If anything, as the US political system has grown more chaotic, it has pulled further away from its G7 competitors. Indeed, its economy has outgrown every G7 rival since the Covid-19 pandemic to a quite remarkable degree.
But this is different. Trump is different. He is not only unleashing greater dysfunction within the political system, he is governing in the way an authoritarian might. People are being wrongly sent to El Salvadorian prisons, entire departments unlawfully shuttered and students disappeared from the streets.
At the same time, thanks to his penchant for mercantilism in general and tariffs in particular, the US economy is experiencing a self-inflicted crisis. Business investment decisions have been frozen. The cost of US government borrowing has risen, and the bond markets are indicating that Treasury bills – the lifeblood of the global economy – may no longer be considered the safe asset they once were.

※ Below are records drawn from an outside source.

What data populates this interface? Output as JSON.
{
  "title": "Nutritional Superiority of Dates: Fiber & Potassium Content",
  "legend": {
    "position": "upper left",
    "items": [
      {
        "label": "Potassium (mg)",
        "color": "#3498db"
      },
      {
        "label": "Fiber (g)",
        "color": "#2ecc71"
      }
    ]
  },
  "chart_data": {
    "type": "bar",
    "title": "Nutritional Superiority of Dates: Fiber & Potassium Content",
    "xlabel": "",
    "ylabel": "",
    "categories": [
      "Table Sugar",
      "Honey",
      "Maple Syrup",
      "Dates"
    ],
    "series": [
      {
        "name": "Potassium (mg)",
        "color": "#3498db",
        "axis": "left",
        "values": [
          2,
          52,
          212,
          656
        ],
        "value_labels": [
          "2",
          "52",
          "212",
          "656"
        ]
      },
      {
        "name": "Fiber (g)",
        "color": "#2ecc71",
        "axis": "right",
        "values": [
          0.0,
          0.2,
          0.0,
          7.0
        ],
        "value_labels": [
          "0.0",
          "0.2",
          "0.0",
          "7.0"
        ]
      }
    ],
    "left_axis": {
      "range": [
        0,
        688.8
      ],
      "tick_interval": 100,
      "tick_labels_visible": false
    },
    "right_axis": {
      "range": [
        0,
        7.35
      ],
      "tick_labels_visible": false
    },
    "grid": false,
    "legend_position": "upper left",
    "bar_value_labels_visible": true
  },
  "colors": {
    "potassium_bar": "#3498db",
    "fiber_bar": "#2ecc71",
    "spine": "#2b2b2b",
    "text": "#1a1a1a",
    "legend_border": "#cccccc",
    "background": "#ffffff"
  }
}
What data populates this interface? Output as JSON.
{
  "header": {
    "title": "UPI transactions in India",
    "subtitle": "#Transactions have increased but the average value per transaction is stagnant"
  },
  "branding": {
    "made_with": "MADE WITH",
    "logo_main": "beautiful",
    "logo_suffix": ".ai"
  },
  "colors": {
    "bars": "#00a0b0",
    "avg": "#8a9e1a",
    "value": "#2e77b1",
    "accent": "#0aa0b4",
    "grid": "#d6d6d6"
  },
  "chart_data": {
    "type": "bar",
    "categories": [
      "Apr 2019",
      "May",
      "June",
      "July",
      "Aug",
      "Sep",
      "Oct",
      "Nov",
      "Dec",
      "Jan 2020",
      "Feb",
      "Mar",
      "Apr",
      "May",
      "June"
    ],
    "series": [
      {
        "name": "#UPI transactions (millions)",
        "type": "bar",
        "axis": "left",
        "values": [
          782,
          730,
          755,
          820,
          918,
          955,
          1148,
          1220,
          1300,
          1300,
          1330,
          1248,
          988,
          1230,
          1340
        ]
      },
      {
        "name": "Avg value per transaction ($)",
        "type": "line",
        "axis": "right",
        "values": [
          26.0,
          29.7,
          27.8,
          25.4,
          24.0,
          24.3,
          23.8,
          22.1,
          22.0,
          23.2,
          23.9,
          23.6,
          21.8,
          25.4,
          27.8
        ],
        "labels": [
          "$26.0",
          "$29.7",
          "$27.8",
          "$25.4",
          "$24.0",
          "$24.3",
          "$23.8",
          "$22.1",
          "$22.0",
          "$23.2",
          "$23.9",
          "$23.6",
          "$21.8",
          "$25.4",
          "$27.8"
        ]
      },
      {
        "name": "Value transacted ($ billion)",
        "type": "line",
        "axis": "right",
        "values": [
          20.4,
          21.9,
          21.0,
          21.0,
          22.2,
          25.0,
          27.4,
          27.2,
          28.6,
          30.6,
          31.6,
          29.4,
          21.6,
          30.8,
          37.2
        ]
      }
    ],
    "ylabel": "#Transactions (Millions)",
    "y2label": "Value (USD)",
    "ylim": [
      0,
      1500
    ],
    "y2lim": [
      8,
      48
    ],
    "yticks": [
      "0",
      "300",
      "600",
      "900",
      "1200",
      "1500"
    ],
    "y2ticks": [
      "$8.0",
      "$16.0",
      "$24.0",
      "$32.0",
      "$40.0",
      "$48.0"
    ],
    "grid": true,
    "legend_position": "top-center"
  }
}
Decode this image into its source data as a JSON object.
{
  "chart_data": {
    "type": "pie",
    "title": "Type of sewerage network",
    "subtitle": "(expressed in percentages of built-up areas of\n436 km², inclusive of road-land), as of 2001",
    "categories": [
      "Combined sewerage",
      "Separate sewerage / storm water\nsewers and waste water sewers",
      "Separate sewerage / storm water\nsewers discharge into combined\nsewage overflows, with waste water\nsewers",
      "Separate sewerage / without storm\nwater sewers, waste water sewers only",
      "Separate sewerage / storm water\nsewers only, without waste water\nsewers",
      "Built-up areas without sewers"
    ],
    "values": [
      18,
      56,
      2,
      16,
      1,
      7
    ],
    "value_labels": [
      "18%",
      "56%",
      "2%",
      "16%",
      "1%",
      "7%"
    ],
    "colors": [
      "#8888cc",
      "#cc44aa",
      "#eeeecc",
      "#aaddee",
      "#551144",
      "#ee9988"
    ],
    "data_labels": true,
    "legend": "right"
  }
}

To be clear, this is not the first time that sharp levels of political polarisation have impacted the US economy. America’s recovery from the Great Recession was slowed by Republican obstructionism, which reduced the size of the fiscal stimulus and generally depressed consumer demand. Ironically, this lesson encouraged the Biden administration to pass a massive stimulus of its own, which may have contributed to inflation. But we have seen nothing like this before. The US economy may not be able to shrug this one off and motor on.
For decades, America’s economy has been a little like New York City. Chaotic, dysfunctional but the envy of the world. The Trump administration is threatening to burn it to the ground.
Proof? "The Trump administration is considering giving more support to farmers because of fears the trade war it started with China could cripple food producers, many of them in Republican states."